Tüm hayvanlar bir ağızdan bağırmaya başlar:
"Şikayetçiyiz bu hırsızdan!" diye.
Sonra bir de bakar ki elleri ve ayakları konuşmaya başlar, onlar da aynı şeyi söyler. Ahırdan kaçarcasına koşmaya başlar, karanlıkta ayağı taşa takılır ve yüzüstü yere düşer. Sırtüstü döndüğünde aya bakar:
"Senden şikayetçiyim!" der.
Yer sallanmaya başlar ve toprak bir yüz şekline döner:
"Senden şikayetçiyim!" der ve toprak ikiye ayrılır. Haydar Ağa koca bir çukurun içine düşmemek için tutunmaya çalışır, aşağı baktığında alevler içinde bir ateş görür. Daha fazla tutunamaz ve içine düşer.
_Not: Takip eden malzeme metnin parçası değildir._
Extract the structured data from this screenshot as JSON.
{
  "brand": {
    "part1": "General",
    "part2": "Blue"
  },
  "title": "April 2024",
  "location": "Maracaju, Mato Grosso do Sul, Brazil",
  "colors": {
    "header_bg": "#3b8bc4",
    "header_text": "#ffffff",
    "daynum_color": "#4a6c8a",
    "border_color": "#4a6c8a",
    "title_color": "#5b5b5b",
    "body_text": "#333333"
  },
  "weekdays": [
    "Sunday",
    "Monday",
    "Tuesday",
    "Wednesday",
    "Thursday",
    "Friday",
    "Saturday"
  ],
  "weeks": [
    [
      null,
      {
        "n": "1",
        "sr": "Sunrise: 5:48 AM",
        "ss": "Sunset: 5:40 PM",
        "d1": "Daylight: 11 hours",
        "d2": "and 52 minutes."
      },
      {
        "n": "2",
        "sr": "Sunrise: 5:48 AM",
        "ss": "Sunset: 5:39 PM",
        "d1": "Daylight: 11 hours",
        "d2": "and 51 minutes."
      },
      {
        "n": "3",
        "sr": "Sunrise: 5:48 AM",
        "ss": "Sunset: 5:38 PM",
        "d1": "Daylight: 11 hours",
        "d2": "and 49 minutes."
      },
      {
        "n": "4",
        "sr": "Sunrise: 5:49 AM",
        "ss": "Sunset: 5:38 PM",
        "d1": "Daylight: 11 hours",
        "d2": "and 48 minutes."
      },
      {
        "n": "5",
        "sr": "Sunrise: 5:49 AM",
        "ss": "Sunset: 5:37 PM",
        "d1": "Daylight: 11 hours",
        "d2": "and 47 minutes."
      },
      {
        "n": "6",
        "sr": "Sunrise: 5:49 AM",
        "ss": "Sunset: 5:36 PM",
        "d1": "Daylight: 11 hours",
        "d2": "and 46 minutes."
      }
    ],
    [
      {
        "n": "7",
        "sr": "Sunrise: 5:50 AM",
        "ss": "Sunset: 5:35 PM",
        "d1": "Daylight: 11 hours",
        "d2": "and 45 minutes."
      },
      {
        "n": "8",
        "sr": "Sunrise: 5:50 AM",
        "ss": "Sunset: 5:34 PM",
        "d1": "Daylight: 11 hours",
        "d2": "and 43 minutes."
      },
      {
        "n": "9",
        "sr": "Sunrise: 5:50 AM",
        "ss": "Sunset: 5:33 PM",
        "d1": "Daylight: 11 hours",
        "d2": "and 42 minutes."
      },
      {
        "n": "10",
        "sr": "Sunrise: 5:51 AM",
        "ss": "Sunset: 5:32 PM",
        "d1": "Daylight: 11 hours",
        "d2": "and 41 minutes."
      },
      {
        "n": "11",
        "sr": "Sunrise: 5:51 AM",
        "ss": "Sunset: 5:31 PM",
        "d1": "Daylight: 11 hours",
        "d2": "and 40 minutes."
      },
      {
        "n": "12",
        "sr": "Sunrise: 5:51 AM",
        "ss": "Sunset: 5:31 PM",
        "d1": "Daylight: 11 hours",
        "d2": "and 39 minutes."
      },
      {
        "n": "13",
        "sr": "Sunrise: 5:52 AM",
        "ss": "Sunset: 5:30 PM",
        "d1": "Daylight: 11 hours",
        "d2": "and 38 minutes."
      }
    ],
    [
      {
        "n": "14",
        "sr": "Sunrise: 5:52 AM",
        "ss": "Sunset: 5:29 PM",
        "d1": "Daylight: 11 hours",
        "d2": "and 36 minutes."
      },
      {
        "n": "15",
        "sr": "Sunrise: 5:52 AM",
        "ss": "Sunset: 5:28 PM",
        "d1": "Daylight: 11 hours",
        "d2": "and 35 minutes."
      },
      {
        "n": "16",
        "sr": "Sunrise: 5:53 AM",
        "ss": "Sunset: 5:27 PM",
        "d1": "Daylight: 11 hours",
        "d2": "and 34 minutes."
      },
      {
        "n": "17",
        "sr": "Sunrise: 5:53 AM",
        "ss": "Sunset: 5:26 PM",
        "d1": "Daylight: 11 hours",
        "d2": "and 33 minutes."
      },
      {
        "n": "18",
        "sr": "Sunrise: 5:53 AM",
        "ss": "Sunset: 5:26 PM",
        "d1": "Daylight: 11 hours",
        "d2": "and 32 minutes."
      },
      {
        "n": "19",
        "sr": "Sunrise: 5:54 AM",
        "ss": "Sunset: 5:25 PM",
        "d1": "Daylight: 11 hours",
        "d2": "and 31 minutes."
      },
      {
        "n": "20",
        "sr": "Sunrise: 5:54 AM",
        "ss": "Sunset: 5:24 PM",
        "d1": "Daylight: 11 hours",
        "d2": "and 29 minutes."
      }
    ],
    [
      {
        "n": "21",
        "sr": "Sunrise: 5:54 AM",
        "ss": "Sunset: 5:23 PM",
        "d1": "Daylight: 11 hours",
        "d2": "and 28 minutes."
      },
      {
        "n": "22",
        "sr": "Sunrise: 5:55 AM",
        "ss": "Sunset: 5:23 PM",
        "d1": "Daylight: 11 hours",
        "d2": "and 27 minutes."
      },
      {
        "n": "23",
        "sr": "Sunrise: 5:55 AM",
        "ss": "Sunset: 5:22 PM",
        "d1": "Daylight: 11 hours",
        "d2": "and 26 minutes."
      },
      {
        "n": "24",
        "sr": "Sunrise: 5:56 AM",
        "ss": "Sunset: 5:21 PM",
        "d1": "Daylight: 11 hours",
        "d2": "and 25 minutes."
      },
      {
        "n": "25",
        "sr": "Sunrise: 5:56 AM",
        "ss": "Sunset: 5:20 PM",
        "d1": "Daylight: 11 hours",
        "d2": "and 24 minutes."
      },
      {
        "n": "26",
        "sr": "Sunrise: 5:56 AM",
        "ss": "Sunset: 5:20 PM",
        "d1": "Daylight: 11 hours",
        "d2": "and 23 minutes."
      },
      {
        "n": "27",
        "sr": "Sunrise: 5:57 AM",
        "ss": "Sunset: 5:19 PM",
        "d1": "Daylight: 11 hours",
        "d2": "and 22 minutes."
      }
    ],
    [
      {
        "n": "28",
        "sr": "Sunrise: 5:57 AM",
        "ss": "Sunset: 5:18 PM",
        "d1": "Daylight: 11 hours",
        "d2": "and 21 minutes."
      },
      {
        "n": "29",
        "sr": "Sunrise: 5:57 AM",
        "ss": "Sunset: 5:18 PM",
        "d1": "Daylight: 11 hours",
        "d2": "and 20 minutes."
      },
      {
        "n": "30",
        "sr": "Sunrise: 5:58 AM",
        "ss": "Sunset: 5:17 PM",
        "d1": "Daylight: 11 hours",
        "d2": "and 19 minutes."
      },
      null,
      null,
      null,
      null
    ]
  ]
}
Haydar Ağa bağırarak uyanır:
"Allah'ım, Allah'ım, Allah'ım!" der ve tüm vücudunu yoklar.
Hanımı bu olaya şahit olur ve ürperir, onu yatıştırmaya çalışır. Kendine gelir gelmez hemen Hasan’ı çağırır ve İbrahim’in nerede olduğunu sorar. İkisi gidip İbrahim’i bulurlar ve Haydar Ağa özür diler. İbrahim nasihat olarak şunu söyler:
"Allah, Hz. Nuh’a ‘gemi yap’ dedi, o da yaptı. Dünya battı ama o gemi batmadı. Dünya da yıkılsa, Allah’ı dinleyenin gemisi batmaz."
İbrahim, Haydar Ağa’nın ısrarıyla geri döner ve namazlarını her zamanki gibi kılmaya devam eder. Artık molalarda da namaz kılmaz, çünkü Haydar Ağa namaz için özel vakit verir. İbrahim imamlık yapmaya başlar ve arkasında da cemaat olur, Haydar Ağa da onlardan biridir.
Gün gelir, Haydar Ağa artık Hacı Haydar olarak anılır ve tüm kasaba onu bu şekilde tanır. Kasabada birçok hayırlı işte katkıda bulunur. Ne zaman bir tilki görse o geceyi hatırlar, hatta bazen bakar konuşacak mı diye. Bu da ona unutulmaz bir ders olur.